Tidak terduga dengan gerakan cepat Sisca menerjang Niken dan langsung mencekik Niken. "Aku bunuh Kamu...Aku bunuh.....Aku bunuh..." Sisca mencekik Niken sekuat tenaga sampai Niken langsung megap-megap karena aliran udara yang tiba-tiba terputus ke paru-parunya. Sesaat jantungnya berhenti berdenyut.

Untungnya ada Polwan yang langsung membantu Niken. Ia bergerak cepat melepaskan tangan Sisca dari leher Niken.

"Perawat!!!" Polwan itu langsung berteriak. Dua orang perawat bergegas datang dengan membawa pakaian yang bisa mengikat tangan pasien. Sisca meronta-ronta minta dilepaskan. "Lepaskan..Aku...lepaskan. Ayaaaah.... Ayaaaah...Kamu dimana? Jangan tinggalkan Aku...Hu..hu..hu..Aku yang salah...Aku salah... laki-laki itu jahanam...jahanam...ANDRE!!! Kembalikan anakku!! Kembalikan!!"
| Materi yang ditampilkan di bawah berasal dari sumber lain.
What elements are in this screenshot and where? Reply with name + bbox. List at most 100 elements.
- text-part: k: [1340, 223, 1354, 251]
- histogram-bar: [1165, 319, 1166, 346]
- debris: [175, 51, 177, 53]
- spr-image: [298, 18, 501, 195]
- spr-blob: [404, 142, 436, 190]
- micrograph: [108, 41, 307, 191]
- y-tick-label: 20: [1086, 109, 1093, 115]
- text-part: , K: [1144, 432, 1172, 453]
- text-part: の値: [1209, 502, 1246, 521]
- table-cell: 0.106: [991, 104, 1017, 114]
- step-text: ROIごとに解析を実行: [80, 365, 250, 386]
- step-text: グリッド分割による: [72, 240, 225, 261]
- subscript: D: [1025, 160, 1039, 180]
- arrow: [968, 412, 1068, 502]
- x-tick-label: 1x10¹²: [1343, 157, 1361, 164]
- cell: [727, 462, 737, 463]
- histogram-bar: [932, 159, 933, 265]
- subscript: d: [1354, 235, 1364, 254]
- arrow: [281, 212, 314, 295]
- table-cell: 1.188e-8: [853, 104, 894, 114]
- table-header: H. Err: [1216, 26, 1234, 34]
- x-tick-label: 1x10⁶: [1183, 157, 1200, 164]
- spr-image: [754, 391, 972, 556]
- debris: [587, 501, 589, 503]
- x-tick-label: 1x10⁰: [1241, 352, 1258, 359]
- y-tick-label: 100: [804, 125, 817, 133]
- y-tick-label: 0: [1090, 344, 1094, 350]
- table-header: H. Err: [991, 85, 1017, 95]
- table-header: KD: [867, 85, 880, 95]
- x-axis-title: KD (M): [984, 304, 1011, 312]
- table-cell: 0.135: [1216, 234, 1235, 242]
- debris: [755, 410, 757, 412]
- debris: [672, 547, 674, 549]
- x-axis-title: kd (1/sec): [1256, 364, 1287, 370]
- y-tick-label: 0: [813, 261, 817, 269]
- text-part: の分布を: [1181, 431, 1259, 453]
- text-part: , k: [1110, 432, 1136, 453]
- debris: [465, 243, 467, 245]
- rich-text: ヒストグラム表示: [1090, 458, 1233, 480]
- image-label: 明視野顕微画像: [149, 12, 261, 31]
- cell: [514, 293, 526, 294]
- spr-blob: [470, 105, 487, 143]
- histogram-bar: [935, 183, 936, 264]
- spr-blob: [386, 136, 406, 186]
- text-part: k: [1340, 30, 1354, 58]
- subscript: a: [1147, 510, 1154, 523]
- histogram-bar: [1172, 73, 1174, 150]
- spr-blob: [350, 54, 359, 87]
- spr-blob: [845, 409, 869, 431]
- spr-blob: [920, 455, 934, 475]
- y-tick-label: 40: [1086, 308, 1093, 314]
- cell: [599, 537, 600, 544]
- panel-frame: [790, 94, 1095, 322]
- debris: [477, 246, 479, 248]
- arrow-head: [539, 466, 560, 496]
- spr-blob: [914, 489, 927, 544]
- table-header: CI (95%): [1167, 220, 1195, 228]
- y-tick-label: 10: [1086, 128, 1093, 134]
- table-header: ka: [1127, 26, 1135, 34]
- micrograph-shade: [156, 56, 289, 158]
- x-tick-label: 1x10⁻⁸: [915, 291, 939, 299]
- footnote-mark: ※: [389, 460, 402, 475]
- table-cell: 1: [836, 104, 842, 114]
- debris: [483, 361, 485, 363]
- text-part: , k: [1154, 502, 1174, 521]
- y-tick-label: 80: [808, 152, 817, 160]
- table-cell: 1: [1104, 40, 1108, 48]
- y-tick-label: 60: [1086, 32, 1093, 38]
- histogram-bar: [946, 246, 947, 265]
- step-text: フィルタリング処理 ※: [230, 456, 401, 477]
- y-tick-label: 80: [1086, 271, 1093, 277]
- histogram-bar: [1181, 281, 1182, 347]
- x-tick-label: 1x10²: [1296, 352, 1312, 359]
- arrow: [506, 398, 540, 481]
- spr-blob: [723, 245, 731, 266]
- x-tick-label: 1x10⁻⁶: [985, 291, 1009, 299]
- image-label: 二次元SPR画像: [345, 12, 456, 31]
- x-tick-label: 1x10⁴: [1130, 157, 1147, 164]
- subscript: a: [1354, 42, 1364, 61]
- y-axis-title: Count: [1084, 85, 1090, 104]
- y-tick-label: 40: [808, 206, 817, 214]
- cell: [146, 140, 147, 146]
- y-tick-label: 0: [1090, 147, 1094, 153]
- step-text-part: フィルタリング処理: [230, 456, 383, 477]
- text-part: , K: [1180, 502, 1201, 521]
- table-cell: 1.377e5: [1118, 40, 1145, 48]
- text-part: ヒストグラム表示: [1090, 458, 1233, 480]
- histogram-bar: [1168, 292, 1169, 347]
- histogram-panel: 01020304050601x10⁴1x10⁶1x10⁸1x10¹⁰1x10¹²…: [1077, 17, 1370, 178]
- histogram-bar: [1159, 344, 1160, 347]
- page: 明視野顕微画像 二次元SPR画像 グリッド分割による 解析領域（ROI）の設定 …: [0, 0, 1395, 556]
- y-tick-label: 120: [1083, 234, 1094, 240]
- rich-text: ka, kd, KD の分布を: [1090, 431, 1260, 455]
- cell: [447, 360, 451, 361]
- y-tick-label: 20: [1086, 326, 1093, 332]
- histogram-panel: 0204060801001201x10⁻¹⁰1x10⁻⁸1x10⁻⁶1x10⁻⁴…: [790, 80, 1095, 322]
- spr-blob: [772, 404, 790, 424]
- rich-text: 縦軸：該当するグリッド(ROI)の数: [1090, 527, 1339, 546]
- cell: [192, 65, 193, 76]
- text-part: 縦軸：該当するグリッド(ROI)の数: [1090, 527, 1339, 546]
Dua orang perawat itu segera menyeret Sisca menuju ruang isolasi. Niken terduduk lemas dilantai. Dilehernya terdapat bekas telapak tangan Sisca. Rasanya sangat sakit. Tapi hatinya terasa lebih sakit lagi. Niken mengigit bibirnya menahan tangis.

Polwan mengusap-usap bahu Niken. Niken malah menjadi teringat Ayahnya yang sudah meninggal. Ayahnya suka sekali mengusap bahunya. Tidak dapat ditahan lagi Niken menangis tersedu-sedu sampai bahunya berguncang keras.